Elle rouvrit les yeux. Une légère brise de vent la fît frémir, instinctivement elle mit ses mains sur ses bras comme pour se protéger. Devant elle se dessinait un paysage qu’elle n’avait jamais vu, à part dans les livres de voyage et sur internet. Elle se trouvait au bord d’un grand lac bleu, des sapins formaient un manteau tout chaud autour de celui-ci. Il lui était presque difficile de séparer l’eau du ciel, et le ciel de l’eau. Ce paysage était magnifique, tel qu’elle se l’était imaginé. Depuis toujours, l’envie de partir la dévorait mais elle n’avait jamais trouver la force de tout quitter, de tout plaquer. Après tout ce qu’elle avait construit… Quitter son boulot, sa famille, son chien, ses amis. Cela lui était impossible. Les objets, son appartement et tout le reste, cela ne comptait pas. Mais le cœur, lui, et l’esprit, comptent énormément.

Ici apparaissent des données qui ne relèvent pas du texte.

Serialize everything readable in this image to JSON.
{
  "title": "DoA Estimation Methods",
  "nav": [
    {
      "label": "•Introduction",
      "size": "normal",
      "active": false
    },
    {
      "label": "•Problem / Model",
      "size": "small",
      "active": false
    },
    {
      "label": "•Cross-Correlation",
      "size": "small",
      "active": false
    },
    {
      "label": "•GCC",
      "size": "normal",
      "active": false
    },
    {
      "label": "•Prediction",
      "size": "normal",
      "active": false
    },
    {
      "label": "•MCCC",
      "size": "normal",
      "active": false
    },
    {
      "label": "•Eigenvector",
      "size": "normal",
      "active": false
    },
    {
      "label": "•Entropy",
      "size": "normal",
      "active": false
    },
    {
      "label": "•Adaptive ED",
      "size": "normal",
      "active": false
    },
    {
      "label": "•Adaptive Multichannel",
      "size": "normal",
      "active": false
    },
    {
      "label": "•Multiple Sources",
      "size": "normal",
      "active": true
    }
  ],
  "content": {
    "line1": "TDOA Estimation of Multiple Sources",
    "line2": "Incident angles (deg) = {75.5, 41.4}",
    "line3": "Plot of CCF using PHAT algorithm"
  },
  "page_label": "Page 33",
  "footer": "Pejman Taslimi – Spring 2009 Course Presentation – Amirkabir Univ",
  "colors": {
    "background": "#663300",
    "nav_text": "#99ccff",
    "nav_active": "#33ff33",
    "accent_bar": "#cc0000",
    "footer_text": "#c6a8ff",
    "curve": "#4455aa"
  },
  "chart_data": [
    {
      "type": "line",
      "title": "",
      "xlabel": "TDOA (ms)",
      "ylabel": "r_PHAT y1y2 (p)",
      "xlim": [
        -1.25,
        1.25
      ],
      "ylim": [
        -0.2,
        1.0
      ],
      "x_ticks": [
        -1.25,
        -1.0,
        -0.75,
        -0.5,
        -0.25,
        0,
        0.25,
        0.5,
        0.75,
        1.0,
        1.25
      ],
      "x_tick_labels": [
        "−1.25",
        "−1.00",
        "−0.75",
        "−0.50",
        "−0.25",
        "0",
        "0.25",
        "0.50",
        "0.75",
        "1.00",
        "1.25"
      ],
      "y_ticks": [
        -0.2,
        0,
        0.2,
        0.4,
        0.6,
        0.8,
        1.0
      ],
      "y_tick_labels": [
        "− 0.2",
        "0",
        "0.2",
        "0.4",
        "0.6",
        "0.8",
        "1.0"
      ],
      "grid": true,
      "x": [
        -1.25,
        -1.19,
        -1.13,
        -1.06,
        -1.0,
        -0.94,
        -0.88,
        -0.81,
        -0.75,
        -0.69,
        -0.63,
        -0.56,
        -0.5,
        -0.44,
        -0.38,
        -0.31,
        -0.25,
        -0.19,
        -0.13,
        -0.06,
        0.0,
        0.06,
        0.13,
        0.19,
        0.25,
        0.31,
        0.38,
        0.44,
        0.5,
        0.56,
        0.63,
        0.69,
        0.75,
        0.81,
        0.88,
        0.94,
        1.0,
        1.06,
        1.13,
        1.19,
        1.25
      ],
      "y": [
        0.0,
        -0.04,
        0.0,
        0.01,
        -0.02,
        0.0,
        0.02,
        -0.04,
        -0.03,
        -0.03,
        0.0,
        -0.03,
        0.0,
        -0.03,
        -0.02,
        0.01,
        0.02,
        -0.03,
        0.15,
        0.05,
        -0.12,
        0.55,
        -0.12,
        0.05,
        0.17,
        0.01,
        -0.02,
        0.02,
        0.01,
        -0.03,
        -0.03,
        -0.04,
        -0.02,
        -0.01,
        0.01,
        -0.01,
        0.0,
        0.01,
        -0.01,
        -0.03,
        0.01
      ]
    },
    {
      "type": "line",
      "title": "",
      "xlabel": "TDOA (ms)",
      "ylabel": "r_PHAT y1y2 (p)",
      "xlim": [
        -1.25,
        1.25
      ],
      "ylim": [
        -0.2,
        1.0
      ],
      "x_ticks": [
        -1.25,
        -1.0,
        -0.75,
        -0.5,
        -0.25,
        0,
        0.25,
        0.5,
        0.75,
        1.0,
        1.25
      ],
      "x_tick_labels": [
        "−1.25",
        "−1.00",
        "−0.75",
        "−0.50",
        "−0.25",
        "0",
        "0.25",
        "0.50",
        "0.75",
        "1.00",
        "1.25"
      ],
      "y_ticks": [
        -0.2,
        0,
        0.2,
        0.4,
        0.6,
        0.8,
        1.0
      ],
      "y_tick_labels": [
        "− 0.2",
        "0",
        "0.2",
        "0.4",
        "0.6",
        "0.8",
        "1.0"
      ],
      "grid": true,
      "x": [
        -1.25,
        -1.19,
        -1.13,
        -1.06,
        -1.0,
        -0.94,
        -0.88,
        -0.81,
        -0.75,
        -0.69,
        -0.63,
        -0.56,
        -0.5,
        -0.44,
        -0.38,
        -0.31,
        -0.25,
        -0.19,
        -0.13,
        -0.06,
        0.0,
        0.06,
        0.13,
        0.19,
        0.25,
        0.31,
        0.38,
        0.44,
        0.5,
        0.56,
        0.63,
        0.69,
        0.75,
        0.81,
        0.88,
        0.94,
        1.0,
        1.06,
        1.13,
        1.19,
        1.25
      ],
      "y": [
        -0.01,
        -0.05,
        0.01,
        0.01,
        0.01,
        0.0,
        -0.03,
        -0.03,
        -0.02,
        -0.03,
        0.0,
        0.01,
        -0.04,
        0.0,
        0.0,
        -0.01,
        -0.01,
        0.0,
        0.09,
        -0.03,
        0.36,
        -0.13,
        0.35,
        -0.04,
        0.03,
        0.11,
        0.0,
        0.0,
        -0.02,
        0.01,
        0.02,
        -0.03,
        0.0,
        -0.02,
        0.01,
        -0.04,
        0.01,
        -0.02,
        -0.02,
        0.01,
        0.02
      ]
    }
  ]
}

Avoir ce paysage sous les yeux était pour elle comme réaliser un rêve assoupi. Elle rêvait de poser sa tête contre une vite et de laisser le paysage défiler sous ses yeux, de n’être maître ni de la destination, ni du mouvement. Rester assise, attendre, contempler, fermer les yeux et se réveiller dans une ville inconnue. A Paris, chaque jour, elle passait devant une boutique où se trouvait le sac à dos parfait : noir, en cuir, avec de multiples poches. Très pratique. Elle se voyait déjà apporter ses dizaines de carnet, avec un crayon à papier, une gomme et un appareil photo. Elle se voyait vagabonde dans l’âme, aventurière et hasardeuse. Toutes ces pensées étaient le moteur de sa vie.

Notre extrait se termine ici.